II. Del recurso de casación El condenado William Olcot Jocholá presentó recurso de casación por motivo de fondo, con fundamento en el numeral 5 del artículo 441 del Código Procesal Penal, por errónea aplicación del artículo 112 del Código Penal. Argumenta que fue condenado por el delito de recolección, utilización y comercialización de productos forestales sin documentación, por haber vendido la cantidad de quince

árboles al señor Toribio Sir Muxtay, la magnitud del daño causado por la venta de los árboles no es congruente con la pena impuesta en cuanto al pago de responsabilidades civiles por la cantidad de veinte mil quetzales a favor de los querellantes adhesivos, porque el delito lo cometió en la propiedad de su esposa Bernarda Yos Jocholá y no en propiedad de los querellantes adhesivos.
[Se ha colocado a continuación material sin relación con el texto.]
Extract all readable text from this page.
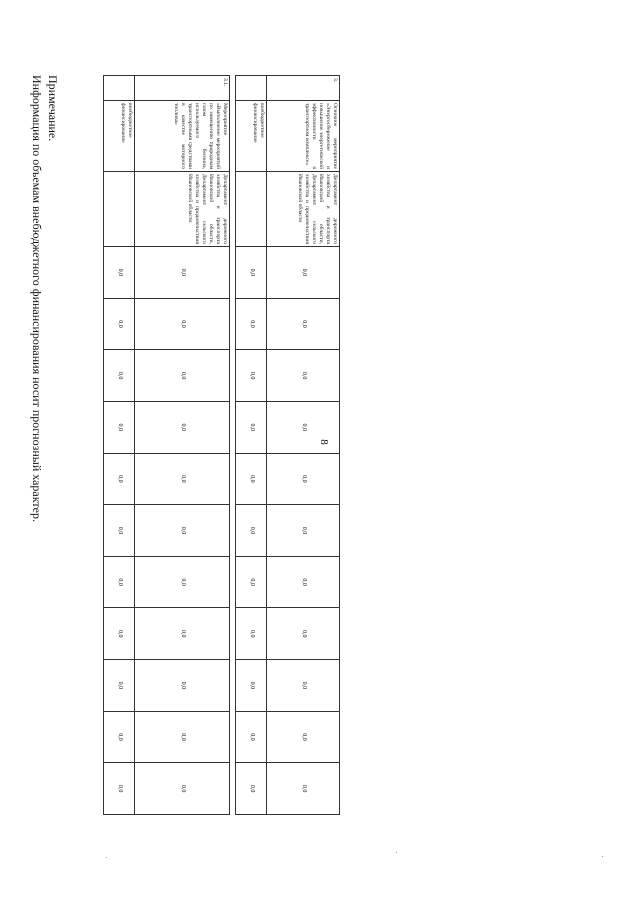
8
3.	Основное мероприятие «Энергосбережение и повышение энергетической эффективности в транспортном комплексе»	Департамент дорожного хозяйства и транспорта Ивановской области, Департамент сельского хозяйства и продовольствия Ивановской области	0,0	0,0	0,0	0,0	0,0	0,0	0,0	0,0	0,0	0,0	0,0
	внебюджетное финансирование		0,0	0,0	0,0	0,0	0,0	0,0	0,0	0,0	0,0	0,0	0,0

3.1.	Мероприятие «Выполнение мероприятий по замещению природным газом бензина, используемого транспортными средствами в качестве моторного топлива»	Департамент дорожного хозяйства и транспорта Ивановской области, Департамент сельского хозяйства и продовольствия Ивановской области	0,0	0,0	0,0	0,0	0,0	0,0	0,0	0,0	0,0	0,0	0,0
	внебюджетное финансирование		0,0	0,0	0,0	0,0	0,0	0,0	0,0	0,0	0,0	0,0	0,0
Примечание.
Информация по объемам внебюджетного финансирования носит прогнозный характер.
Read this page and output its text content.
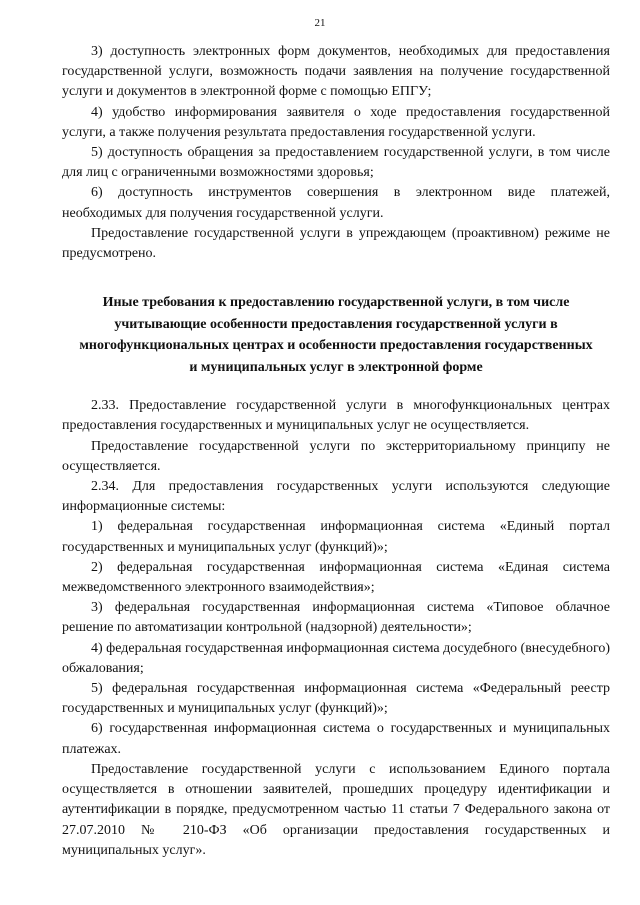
21

3) доступность электронных форм документов, необходимых для предоставления государственной услуги, возможность подачи заявления на получение государственной услуги и документов в электронной форме с помощью ЕПГУ;

4) удобство информирования заявителя о ходе предоставления государственной услуги, а также получения результата предоставления государственной услуги.

5) доступность обращения за предоставлением государственной услуги, в том числе для лиц с ограниченными возможностями здоровья;

6) доступность инструментов совершения в электронном виде платежей, необходимых для получения государственной услуги.

Предоставление государственной услуги в упреждающем (проактивном) режиме не предусмотрено.

Иные требования к предоставлению государственной услуги, в том числе учитывающие особенности предоставления государственной услуги в многофункциональных центрах и особенности предоставления государственных и муниципальных услуг в электронной форме

2.33. Предоставление государственной услуги в многофункциональных центрах предоставления государственных и муниципальных услуг не осуществляется.

Предоставление государственной услуги по экстерриториальному принципу не осуществляется.

2.34. Для предоставления государственных услуги используются следующие информационные системы:

1) федеральная государственная информационная система «Единый портал государственных и муниципальных услуг (функций)»;

2) федеральная государственная информационная система «Единая система межведомственного электронного взаимодействия»;

3) федеральная государственная информационная система «Типовое облачное решение по автоматизации контрольной (надзорной) деятельности»;

4) федеральная государственная информационная система досудебного (внесудебного) обжалования;

5) федеральная государственная информационная система «Федеральный реестр государственных и муниципальных услуг (функций)»;

6) государственная информационная система о государственных и муниципальных платежах.

Предоставление государственной услуги с использованием Единого портала осуществляется в отношении заявителей, прошедших процедуру идентификации и аутентификации в порядке, предусмотренном частью 11 статьи 7 Федерального закона от 27.07.2010 № 210-ФЗ «Об организации предоставления государственных и муниципальных услуг».
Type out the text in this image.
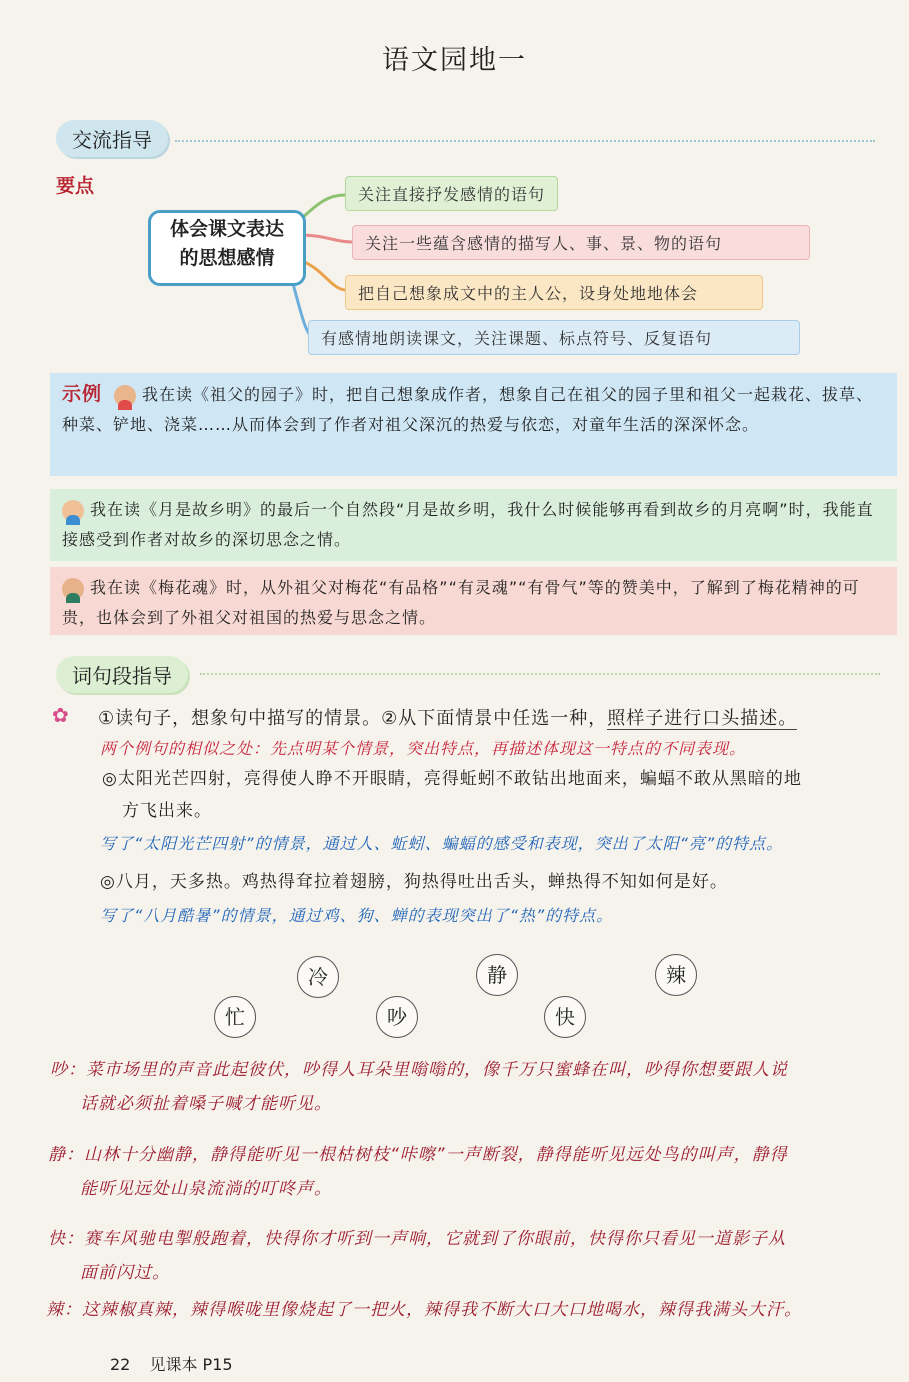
语文园地一
交流指导
要点
体会课文表达
的思想感情
关注直接抒发感情的语句
关注一些蕴含感情的描写人、事、景、物的语句
把自己想象成文中的主人公，设身处地地体会
有感情地朗读课文，关注课题、标点符号、反复语句
示例	我在读《祖父的园子》时，把自己想象成作者，想象自己在祖父的园子里和祖父一起栽花、拔草、种菜、铲地、浇菜……从而体会到了作者对祖父深沉的热爱与依恋，对童年生活的深深怀念。
我在读《月是故乡明》的最后一个自然段“月是故乡明，我什么时候能够再看到故乡的月亮啊”时，我能直接感受到作者对故乡的深切思念之情。
我在读《梅花魂》时，从外祖父对梅花“有品格”“有灵魂”“有骨气”等的赞美中，了解到了梅花精神的可贵，也体会到了外祖父对祖国的热爱与思念之情。
词句段指导
✿ ①读句子，想象句中描写的情景。②从下面情景中任选一种，照样子进行口头描述。
两个例句的相似之处：先点明某个情景，突出特点，再描述体现这一特点的不同表现。
◎太阳光芒四射，亮得使人睁不开眼睛，亮得蚯蚓不敢钻出地面来，蝙蝠不敢从黑暗的地
方飞出来。
写了“太阳光芒四射”的情景，通过人、蚯蚓、蝙蝠的感受和表现，突出了太阳“亮”的特点。
◎八月，天多热。鸡热得耷拉着翅膀，狗热得吐出舌头，蝉热得不知如何是好。
写了“八月酷暑”的情景，通过鸡、狗、蝉的表现突出了“热”的特点。
冷	静	辣
忙	吵	快
吵：菜市场里的声音此起彼伏，吵得人耳朵里嗡嗡的，像千万只蜜蜂在叫，吵得你想要跟人说
话就必须扯着嗓子喊才能听见。
静：山林十分幽静，静得能听见一根枯树枝“咔嚓”一声断裂，静得能听见远处鸟的叫声，静得
能听见远处山泉流淌的叮咚声。
快：赛车风驰电掣般跑着，快得你才听到一声响，它就到了你眼前，快得你只看见一道影子从
面前闪过。
辣：这辣椒真辣，辣得喉咙里像烧起了一把火，辣得我不断大口大口地喝水，辣得我满头大汗。
22 见课本 P15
Por tal razón resulta improcedente el pago de veinte mil quetzales, pudiéndose determinar que los árboles vendidos no son del terreno propiedad de los querellantes adhesivos, sino de su esposa. Que el artículo 121 del Código Penal lo obliga a responder a la reparación del daño que ocasionó por la venta de los quince árboles, que le correspondería efectuar el pago a su esposa por ser la agraviada, si se hubiera constituido como querellante adhesiva, pero no sobre la cantidad de veinte mil quetzales, sino por la cantidad de quinientos veintiséis quetzales con veinte centavos, que fue el valor del producto forestal extraído del terreno. El artículo 1645 del Código Civil establece: Toda persona que cause un daño o perjuicio a otra, sea intencionalmente, sea por descuido o imprudencia, está obligada a repararlo. Al analizar este artículo por el daño ocasionado por la comercialización de los quince árboles, está obligado a repararlo. En este caso, si esa norma se aplicara en forma correcta el caso concreto, según el avalúo realizado por el producto forestal extraído, lo que correspondería pagar en

concepto de responsabilidad civil sería la cantidad de quinientos veintiséis quetzales con veinte centavos, pero de ninguna manera correspondería efectuar dicho pago a los querellantes adhesivos al no ser los agraviados del ilícito penal cometido.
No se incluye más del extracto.